O assunto transporte coletivo ganhou as manchetes no final da semana passada, depois que o prefeito Aladim, em vídeo que circulou pelas redes sociais, denunciou o serviço precário prestado pela empresa Eduardo Medeiros Transporte, que dentre outros problemas, retirou 19 ônibus de circulação, de um total de 32, causando transtornos aos usuários.
O transporte coletivo assumido por essa nova empresa substituiu a Empresa de Transportes Mairiporã (ETM), que por mais de 30 anos prestou excelente serviço a cidade e zona rural.
Falta de ônibus, supressão de linhas, horários não cumpridos, são apenas algumas da reclamações que tem chegado à imprensa e se tornou assunto comum nas conversas em bares e também no terminal rodoviário.

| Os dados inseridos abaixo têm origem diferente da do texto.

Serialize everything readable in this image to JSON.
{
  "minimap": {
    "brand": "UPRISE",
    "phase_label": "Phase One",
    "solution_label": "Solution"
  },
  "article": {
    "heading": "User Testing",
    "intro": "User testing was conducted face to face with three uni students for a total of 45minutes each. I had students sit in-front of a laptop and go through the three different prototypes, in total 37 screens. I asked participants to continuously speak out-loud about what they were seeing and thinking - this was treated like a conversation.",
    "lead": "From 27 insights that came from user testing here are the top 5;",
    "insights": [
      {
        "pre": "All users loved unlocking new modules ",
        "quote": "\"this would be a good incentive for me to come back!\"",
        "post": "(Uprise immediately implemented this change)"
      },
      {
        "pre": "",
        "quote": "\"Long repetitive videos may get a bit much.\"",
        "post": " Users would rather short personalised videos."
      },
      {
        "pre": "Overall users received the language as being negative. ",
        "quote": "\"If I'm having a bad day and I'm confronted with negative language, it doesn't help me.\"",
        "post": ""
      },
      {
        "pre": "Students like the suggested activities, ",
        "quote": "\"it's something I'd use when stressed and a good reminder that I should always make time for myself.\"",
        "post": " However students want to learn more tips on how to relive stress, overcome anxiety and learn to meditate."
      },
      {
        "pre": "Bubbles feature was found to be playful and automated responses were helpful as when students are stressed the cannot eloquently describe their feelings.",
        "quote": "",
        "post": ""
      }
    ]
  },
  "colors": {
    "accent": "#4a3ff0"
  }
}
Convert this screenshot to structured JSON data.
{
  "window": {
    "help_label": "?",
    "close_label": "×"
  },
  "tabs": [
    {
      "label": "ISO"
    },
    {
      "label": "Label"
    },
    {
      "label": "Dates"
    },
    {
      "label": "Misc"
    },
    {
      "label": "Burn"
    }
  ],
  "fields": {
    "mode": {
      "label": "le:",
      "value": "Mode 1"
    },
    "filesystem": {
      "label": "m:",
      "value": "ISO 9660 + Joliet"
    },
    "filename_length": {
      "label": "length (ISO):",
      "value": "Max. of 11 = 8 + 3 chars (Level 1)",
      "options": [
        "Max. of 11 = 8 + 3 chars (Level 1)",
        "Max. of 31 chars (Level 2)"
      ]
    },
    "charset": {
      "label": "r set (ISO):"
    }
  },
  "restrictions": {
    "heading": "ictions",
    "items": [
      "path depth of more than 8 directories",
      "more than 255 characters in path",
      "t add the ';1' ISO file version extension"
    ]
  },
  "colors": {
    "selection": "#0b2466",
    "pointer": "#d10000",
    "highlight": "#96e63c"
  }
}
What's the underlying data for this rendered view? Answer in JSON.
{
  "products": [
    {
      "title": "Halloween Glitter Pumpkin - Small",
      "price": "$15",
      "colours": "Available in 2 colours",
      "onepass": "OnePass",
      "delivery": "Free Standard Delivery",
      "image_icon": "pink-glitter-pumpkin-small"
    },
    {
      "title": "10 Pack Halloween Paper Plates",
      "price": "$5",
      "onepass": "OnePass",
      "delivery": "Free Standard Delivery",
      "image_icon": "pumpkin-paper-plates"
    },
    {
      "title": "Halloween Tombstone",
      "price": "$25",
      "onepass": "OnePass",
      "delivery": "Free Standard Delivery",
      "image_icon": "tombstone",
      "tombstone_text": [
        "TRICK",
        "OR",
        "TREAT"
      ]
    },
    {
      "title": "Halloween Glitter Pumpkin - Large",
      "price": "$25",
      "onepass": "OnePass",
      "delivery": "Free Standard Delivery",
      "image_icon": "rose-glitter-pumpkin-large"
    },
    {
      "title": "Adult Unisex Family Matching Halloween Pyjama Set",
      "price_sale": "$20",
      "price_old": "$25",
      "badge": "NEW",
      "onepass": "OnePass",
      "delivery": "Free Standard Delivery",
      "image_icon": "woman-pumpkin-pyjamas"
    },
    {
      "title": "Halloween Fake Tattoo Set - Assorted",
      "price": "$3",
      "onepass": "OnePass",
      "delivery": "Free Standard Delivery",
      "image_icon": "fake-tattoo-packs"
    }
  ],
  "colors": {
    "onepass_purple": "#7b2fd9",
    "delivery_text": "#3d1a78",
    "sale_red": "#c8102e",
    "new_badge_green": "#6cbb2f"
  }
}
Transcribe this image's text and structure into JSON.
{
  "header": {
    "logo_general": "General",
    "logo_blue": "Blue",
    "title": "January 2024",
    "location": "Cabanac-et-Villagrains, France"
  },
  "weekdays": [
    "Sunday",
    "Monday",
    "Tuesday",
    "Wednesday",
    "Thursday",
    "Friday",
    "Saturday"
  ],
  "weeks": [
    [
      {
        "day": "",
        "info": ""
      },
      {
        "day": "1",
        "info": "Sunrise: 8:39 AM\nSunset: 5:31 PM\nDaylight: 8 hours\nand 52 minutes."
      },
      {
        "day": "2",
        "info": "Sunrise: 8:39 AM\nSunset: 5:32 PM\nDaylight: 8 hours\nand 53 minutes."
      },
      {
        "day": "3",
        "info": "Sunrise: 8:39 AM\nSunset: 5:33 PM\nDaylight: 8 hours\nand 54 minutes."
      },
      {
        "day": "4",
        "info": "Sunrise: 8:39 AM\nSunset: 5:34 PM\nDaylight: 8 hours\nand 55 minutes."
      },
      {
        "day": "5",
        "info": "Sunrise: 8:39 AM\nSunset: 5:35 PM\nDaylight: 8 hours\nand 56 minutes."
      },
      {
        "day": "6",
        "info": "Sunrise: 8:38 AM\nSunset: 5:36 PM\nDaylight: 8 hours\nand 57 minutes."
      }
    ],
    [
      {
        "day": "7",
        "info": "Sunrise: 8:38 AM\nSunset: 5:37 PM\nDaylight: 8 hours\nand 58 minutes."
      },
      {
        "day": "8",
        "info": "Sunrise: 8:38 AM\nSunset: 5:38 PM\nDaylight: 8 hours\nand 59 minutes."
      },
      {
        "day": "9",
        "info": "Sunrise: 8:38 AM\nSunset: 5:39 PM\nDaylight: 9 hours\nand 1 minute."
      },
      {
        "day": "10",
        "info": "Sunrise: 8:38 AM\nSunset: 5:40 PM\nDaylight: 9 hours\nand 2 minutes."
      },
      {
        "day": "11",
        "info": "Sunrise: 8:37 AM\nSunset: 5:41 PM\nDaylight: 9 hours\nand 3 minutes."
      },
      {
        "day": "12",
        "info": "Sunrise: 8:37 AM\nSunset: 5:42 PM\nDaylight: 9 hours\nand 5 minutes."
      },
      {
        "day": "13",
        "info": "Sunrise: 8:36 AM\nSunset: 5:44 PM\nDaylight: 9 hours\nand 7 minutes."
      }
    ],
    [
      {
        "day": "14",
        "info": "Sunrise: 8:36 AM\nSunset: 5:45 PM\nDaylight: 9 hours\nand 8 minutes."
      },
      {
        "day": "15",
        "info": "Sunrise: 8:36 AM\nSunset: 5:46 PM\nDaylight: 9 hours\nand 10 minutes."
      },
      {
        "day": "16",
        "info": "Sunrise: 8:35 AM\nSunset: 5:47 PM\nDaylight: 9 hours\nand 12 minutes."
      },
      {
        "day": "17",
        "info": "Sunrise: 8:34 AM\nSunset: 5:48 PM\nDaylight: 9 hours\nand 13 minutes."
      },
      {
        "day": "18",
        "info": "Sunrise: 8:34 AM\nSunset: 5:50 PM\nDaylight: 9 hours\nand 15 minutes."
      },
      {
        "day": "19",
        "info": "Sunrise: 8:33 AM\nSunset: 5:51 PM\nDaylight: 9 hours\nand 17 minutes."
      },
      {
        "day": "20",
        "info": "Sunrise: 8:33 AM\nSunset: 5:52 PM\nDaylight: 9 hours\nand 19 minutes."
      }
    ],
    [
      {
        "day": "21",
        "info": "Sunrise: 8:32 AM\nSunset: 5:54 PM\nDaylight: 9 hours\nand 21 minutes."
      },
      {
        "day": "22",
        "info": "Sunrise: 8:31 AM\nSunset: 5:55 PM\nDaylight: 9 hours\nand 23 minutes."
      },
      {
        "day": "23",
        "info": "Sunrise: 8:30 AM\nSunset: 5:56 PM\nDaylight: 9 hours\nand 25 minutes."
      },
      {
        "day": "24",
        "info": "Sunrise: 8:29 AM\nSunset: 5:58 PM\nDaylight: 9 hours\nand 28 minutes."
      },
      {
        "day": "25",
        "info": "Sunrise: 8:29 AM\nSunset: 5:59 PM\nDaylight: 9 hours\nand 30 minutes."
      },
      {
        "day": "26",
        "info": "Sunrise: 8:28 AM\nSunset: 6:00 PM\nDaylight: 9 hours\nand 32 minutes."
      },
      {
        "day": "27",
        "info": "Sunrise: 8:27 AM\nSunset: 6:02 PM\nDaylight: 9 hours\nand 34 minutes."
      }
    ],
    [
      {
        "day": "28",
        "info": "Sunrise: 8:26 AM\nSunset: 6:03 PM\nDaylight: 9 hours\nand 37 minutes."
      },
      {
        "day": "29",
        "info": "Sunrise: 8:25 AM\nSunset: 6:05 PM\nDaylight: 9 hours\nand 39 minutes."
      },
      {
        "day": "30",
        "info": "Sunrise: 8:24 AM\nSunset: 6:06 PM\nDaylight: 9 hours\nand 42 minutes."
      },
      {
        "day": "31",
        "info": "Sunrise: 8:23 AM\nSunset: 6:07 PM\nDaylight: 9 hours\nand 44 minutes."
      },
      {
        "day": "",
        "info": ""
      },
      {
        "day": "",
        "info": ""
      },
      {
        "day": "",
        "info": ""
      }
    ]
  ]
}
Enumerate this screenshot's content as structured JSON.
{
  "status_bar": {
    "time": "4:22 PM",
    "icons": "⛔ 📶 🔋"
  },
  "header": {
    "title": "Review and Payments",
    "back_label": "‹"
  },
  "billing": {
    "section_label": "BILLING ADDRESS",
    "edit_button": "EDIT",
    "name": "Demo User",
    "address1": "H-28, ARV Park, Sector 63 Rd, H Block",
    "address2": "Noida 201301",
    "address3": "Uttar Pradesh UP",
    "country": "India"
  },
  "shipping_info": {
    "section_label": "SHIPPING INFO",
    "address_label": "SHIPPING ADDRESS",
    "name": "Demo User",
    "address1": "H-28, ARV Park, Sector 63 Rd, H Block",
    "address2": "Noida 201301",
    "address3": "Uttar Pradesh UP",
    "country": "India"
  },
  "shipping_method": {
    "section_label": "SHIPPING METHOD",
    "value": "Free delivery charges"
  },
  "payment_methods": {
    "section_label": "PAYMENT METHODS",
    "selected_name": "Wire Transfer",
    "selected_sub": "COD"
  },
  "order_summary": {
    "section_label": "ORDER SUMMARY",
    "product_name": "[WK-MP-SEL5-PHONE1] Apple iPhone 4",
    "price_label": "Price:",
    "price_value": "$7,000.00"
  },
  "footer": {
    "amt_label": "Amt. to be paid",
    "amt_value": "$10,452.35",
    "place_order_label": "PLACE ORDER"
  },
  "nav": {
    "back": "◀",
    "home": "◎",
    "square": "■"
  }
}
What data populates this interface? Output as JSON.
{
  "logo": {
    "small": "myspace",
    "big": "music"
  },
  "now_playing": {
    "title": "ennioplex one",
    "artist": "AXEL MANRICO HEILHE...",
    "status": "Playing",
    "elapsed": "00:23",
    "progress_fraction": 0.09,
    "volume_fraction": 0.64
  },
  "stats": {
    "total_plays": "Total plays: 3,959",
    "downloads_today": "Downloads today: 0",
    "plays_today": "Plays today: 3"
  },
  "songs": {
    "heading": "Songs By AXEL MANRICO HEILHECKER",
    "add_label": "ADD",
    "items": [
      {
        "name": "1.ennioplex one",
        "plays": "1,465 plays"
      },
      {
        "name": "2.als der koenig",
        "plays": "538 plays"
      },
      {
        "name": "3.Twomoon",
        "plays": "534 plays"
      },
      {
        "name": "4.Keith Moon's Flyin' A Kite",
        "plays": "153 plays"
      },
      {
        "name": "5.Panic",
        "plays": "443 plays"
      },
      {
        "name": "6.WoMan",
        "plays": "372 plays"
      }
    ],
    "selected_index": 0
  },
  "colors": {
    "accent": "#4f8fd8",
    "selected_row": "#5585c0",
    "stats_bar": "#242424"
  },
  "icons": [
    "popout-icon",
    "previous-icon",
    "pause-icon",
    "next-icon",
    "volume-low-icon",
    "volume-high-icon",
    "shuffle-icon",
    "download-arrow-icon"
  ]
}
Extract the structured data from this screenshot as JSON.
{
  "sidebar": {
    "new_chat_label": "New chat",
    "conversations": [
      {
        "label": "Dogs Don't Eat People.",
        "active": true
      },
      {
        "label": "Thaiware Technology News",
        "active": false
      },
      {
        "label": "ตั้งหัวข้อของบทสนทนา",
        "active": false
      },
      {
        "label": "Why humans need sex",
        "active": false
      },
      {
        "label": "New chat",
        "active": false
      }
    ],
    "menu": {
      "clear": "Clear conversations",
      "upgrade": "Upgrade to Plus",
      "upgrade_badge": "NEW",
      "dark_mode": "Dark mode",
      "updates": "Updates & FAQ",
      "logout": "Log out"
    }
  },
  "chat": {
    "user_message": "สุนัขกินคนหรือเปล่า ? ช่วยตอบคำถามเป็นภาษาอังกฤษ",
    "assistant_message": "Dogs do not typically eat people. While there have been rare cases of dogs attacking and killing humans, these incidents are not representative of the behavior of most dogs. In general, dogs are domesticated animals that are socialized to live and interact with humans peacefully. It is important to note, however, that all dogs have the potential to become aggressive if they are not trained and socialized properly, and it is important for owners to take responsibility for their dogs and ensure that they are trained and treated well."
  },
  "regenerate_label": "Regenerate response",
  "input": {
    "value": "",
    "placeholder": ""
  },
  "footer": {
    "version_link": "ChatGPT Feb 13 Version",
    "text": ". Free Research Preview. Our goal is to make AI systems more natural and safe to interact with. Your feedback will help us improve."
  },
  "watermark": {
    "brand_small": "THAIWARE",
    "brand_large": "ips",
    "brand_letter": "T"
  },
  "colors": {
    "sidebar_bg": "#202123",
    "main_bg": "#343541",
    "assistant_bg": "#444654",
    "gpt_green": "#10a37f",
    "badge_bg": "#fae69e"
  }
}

A Prefeitura, que é o agente concessor e tem maior poder fiscalizador, por meio da Secretaria de Mobilidade Urbana, se manifestou somente agora, com a mudança de governo, sobre as reclamações. E da noite para o dia se viu com um ‘pepino’ dos grandes para descascar, tarefa que demanda tempo e que por isso mesmo vai provocar a ira dos usuários que dependem do transporte coletivo.
Ainda em 2020, quando se cogitava tirar a ETM em agosto, já se sabia que essa mudança não iria dar certo. Quem tinha, à época, um pouco de bom senso, enxergava que a intenção do prefeito Aiacyda e de vereadores reeleitos e não reeleitos, meramente eleitoral, ia dar com os burros n’água, como deu. A ordem era tirar a ETM a qualquer preço. Os motivos? Muitos inconfessáveis e outros nunca explicados com um mínimo de razoabilidade.
Os que tinham bom senso já sabiam que a empresa escolhida não tinha estrutura para assumir um serviço tão difícil como é o transporte urbano em Mairiporã, e menos ainda com a tarifa proposta na oportunidade, menor que a praticada até então, um golpe eleitoreiro que, abertas as urnas, também não premiou a maioria dos que buscavam seguir no poder.
O saldo de toda essa irresponsável aventura foi uma ‘bomba’, cujos efeitos ainda podem causar danos maiores e irreparáveis, jogada no colo do prefeito. Há sim que se responsabilizar todos aqueles que se valeram desse oportunismo politiqueiro, cujas consequências ainda não podem ser medidas em toda sua plenitude.
Administrar a cidade é tarefa que precisa ser levada a sério, pensando no bem comum, não nos ganhos pessoais dos dirigentes políticos.